SciBooNE earns Fermilab DOE environmental award
Mark Bollinger, deputy manager of DOE's Fermi Site Office, presents Young-Kee Kim, Fermilab deputy director, with a DOE Pollution Prevention and Environmental Stewardship Accomplishment Award on July 22. Rick Tesarek, SciBooNE project head (far left), Morgan Wascko and Tsuyoshi Nakaya, SciBooNE co-spokespersons, look on.
When the SciBooNE collaboration was cobbling together its particle detectors from spare parts in early 2007, pollution prevention wasn't really on their minds.
"The award is fortuitous. Recycling parts of the detector was the only way to do what we needed to do," said SciBooNE co-spokesperson Morgan Wascko, Imperial College London.
Still, the collaboration's creative efforts landed it a DOE-wide Pollution Prevention Star (P2 Star) Award in April for its reuse of existing materials. On July 22, the laboratory also received a DOE Pollution Prevention and Environmental Stewardship Accomplishment Award for the collaboration's efforts. Mark Bollinger, deputy manager of DOE's Fermi Site Office, presented the latest award to Fermilab Deputy Director Young-Kee Kim and certificates of appreciation to co-spokespersons Wascko and Tsuyoshi Nakaya, Kyoto University, and project head Rick Tesarek, Fermilab, at a ceremony on the second-floor crossover.

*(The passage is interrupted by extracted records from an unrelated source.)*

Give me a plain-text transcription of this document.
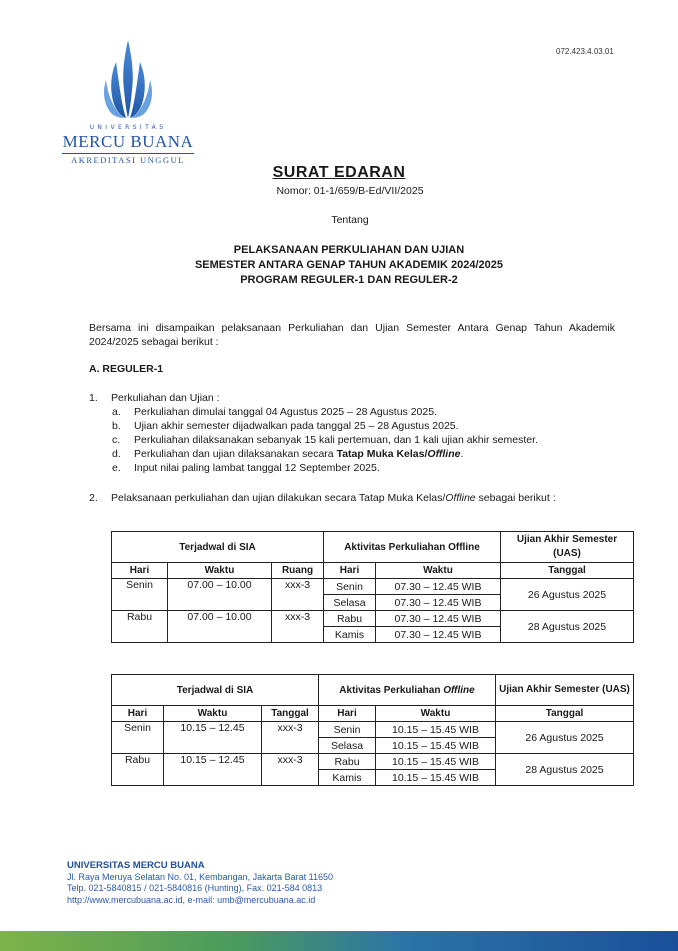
072.423.4.03.01
UNIVERSITAS
MERCU BUANA
AKREDITASI UNGGUL
SURAT EDARAN
Nomor: 01-1/659/B-Ed/VII/2025
Tentang
PELAKSANAAN PERKULIAHAN DAN UJIAN
SEMESTER ANTARA GENAP TAHUN AKADEMIK 2024/2025
PROGRAM REGULER-1 DAN REGULER-2
Bersama ini disampaikan pelaksanaan Perkuliahan dan Ujian Semester Antara Genap Tahun Akademik 2024/2025 sebagai berikut :
A. REGULER-1
1. Perkuliahan dan Ujian :
a.	Perkuliahan dimulai tanggal 04 Agustus 2025 – 28 Agustus 2025.
b.	Ujian akhir semester dijadwalkan pada tanggal 25 – 28 Agustus 2025.
c.	Perkuliahan dilaksanakan sebanyak 15 kali pertemuan, dan 1 kali ujian akhir semester.
d.	Perkuliahan dan ujian dilaksanakan secara Tatap Muka Kelas/Offline.
e.	Input nilai paling lambat tanggal 12 September 2025.
2. Pelaksanaan perkuliahan dan ujian dilakukan secara Tatap Muka Kelas/Offline sebagai berikut :
Terjadwal di SIA			Aktivitas Perkuliahan Offline		Ujian Akhir Semester (UAS)
Hari	Waktu	Ruang	Hari	Waktu	Tanggal
Senin	07.00 – 10.00	xxx-3	Senin	07.30 – 12.45 WIB	26 Agustus 2025
			Selasa	07.30 – 12.45 WIB	
Rabu	07.00 – 10.00	xxx-3	Rabu	07.30 – 12.45 WIB	28 Agustus 2025
			Kamis	07.30 – 12.45 WIB	
Terjadwal di SIA			Aktivitas Perkuliahan Offline		Ujian Akhir Semester (UAS)
Hari	Waktu	Tanggal	Hari	Waktu	Tanggal
Senin	10.15 – 12.45	xxx-3	Senin	10.15 – 15.45 WIB	26 Agustus 2025
			Selasa	10.15 – 15.45 WIB	
Rabu	10.15 – 12.45	xxx-3	Rabu	10.15 – 15.45 WIB	28 Agustus 2025
			Kamis	10.15 – 15.45 WIB	
UNIVERSITAS MERCU BUANA
Jl. Raya Meruya Selatan No. 01, Kembangan, Jakarta Barat 11650
Telp. 021-5840815 / 021-5840816 (Hunting), Fax. 021-584 0813
http://www.mercubuana.ac.id, e-mail: umb@mercubuana.ac.id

"Necessity, drive for invention and personal commitment led the Fermilab SciBooNE team to reuse a significant number of experimental components, saving both money and resources - $3 million and 70 tons of material," Bollinger said. "By doing so, Fermilab advanced the DOE and federal goals for robust environmental stewardship at federal facilities."
Wascko said that much of the credit should go to the collaboration members, particularly the students.
"While we saved $3 million, the hidden cost was in the time that people took to vet old equipment and to get the experiment up and working to specifications," he said.
Nakaya also credited KEK and former director general Yoji Totsuka for crucial support. One of the experiment's detectors came from KEK and will return there.
Fermilab Deputy Director Young-Kee Kim marveled at the collaboration's speed and resourcefulness.
"They've done a great job reusing pieces of detectors and also a great job setting up quickly," she said. "I thank the SciBooNE collaboration for their hard work."
-- Rhianna Wisniewski
Members of the SciBooNE collaboration pose for photos hold the DOE P2 Star Award and Fermilab's DOE Pollution Prevention and Environmental Stewardship Accomplishment Award and corresponding certificates of appreciation.